By Chris Lydgate ’90 on December 01, 2015 12:12 PM

Peckish? Ghrelin is probably flooding your hypothalamus right now.

A trio of Reed psych majors won a prize at a scientific conference last month for their research into ghrelin—sometimes known as the “hunger hormone.”

Biochem major Eliotte Garling ’18, bio-psych major Lia Zallar ’16, and psych major Hannah Baumgartner ’16 won the Neuroscience/Psychology Poster Prize at the 24th annual Murdock College Science Research Program held in Vancouver, WA, for their research into the mechanisms by which ghrelin affects appetite, metabolism, stress, and reward signaling.

Working with Prof. Paul Currie [psych], the students performed a series of experiments on rats to investigate the effects of ghrelin when injected into different parts of the brain.

"Ghrelin is interesting because it seems to play a role in a lot of different pathways-- stress and anxiety, metabolism, eating behavior, reward, and drug-seeking behavior," says Lia. "With our research, we’re trying to parse out these individual circuits and what part ghrelin plays in them."

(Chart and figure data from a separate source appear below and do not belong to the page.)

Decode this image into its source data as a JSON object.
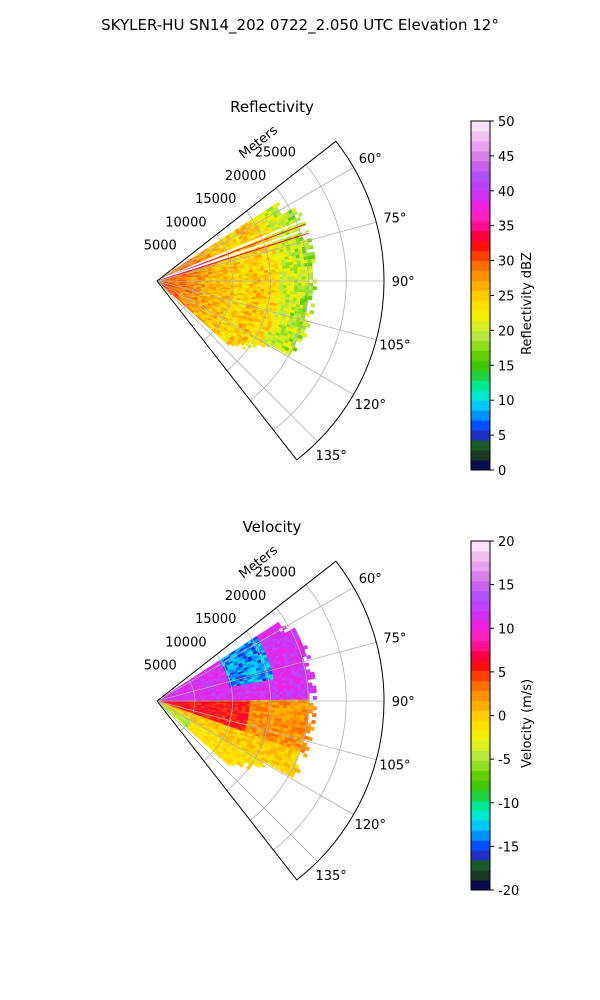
{
  "figure_title": "SKYLER-HU  SN14_202  0722_2.050 UTC Elevation 12°",
  "chart_data": [
    {
      "type": "heatmap",
      "projection": "polar-sector (radar PPI)",
      "title": "Reflectivity",
      "radial_axis_label": "Meters",
      "radial_ticks": [
        5000,
        10000,
        15000,
        20000,
        25000
      ],
      "radial_range": [
        0,
        30000
      ],
      "azimuth_ticks_deg": [
        60,
        75,
        90,
        105,
        120,
        135
      ],
      "azimuth_range_deg": [
        52,
        142
      ],
      "grid": true,
      "colorbar": {
        "label": "Reflectivity dBZ",
        "range": [
          0,
          50
        ],
        "ticks": [
          0,
          5,
          10,
          15,
          20,
          25,
          30,
          35,
          40,
          45,
          50
        ],
        "colors": [
          "#0b0b50",
          "#1a3a28",
          "#1a5a2a",
          "#2030c0",
          "#0050ff",
          "#0090ff",
          "#00c8ff",
          "#00e8d0",
          "#00e890",
          "#20d040",
          "#40c800",
          "#60d000",
          "#90e020",
          "#b8e840",
          "#d8f020",
          "#f0f000",
          "#ffe000",
          "#ffcc00",
          "#ffb000",
          "#ff9000",
          "#ff7000",
          "#ff4000",
          "#ff1010",
          "#ff0040",
          "#ff1090",
          "#ff20c0",
          "#f020e0",
          "#d030f0",
          "#c040ff",
          "#b050ff",
          "#c860f0",
          "#d880e8",
          "#e8a0f0",
          "#f0c0f0",
          "#f8e0f8"
        ]
      }
    },
    {
      "type": "heatmap",
      "projection": "polar-sector (radar PPI)",
      "title": "Velocity",
      "radial_axis_label": "Meters",
      "radial_ticks": [
        5000,
        10000,
        15000,
        20000,
        25000
      ],
      "radial_range": [
        0,
        30000
      ],
      "azimuth_ticks_deg": [
        60,
        75,
        90,
        105,
        120,
        135
      ],
      "azimuth_range_deg": [
        52,
        142
      ],
      "grid": true,
      "colorbar": {
        "label": "Velocity (m/s)",
        "range": [
          -20,
          20
        ],
        "ticks": [
          -20,
          -15,
          -10,
          -5,
          0,
          5,
          10,
          15,
          20
        ],
        "colors": [
          "#0b0b50",
          "#1a3a28",
          "#1a5a2a",
          "#2030c0",
          "#0050ff",
          "#0090ff",
          "#00c8ff",
          "#00e8d0",
          "#00e890",
          "#20d040",
          "#40c800",
          "#60d000",
          "#90e020",
          "#b8e840",
          "#d8f020",
          "#f0f000",
          "#ffe000",
          "#ffcc00",
          "#ffb000",
          "#ff9000",
          "#ff7000",
          "#ff4000",
          "#ff1010",
          "#ff0040",
          "#ff1090",
          "#ff20c0",
          "#f020e0",
          "#d030f0",
          "#c040ff",
          "#b050ff",
          "#c860f0",
          "#d880e8",
          "#e8a0f0",
          "#f0c0f0",
          "#f8e0f8"
        ]
      }
    }
  ]
}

They found that injecting ghrelin into one area of the brain made the rats ravenous—they ate up to three times as much as rats that received no ghrelin. They also found that injecting ghrelin into a different area of the brain made them crave alcohol. Aside from triggering episodes of gluttony, binge-drinking, and remorse in rodents, the research suggests that ghrelin plays a different role in the brain depending on its location.  

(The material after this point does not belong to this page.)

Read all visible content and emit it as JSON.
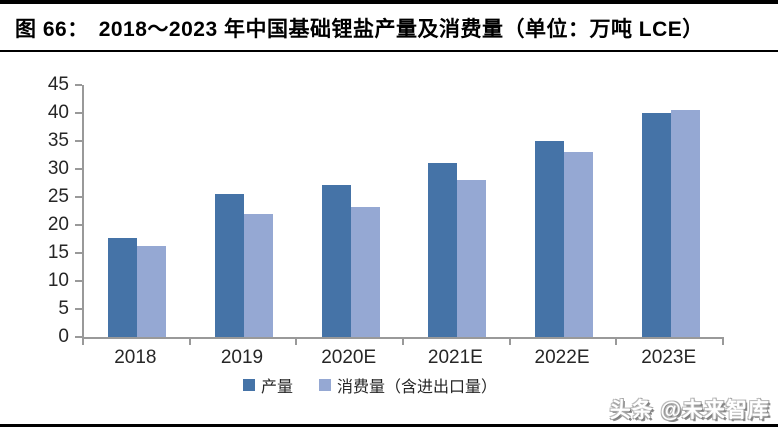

"Our lab and others have shown that ghrelin in the hypothalamus, a region of the brain highly linked with metabolism and eating behavior, is associated with increased food consumption," Lia says. "But what’s cool is that it doesn’t increase voluntary alcohol intake, which suggests that alcohol-seeking behavior is probably not mediated at all by caloric intake. To further support this idea, ghrelin introduced to areas of the brain linked with reward, which are outside of the hypothalamus and part of the mesolimbic reward pathway, does increase alcohol consumption but does not increase eating behavior. So basically ghrelin is associated with different behaviors when introduced to different brain circuits."

Prof. Currie was recently quoted in an article in Time about why you get "hangry."

The students’ project was titled “Brain-Cannula Mapping Investigations of Acyl Ghrelin in Metabolic, Limbic, and Reward Signaling” and is supported by the MJ Murdock Charitable Trust.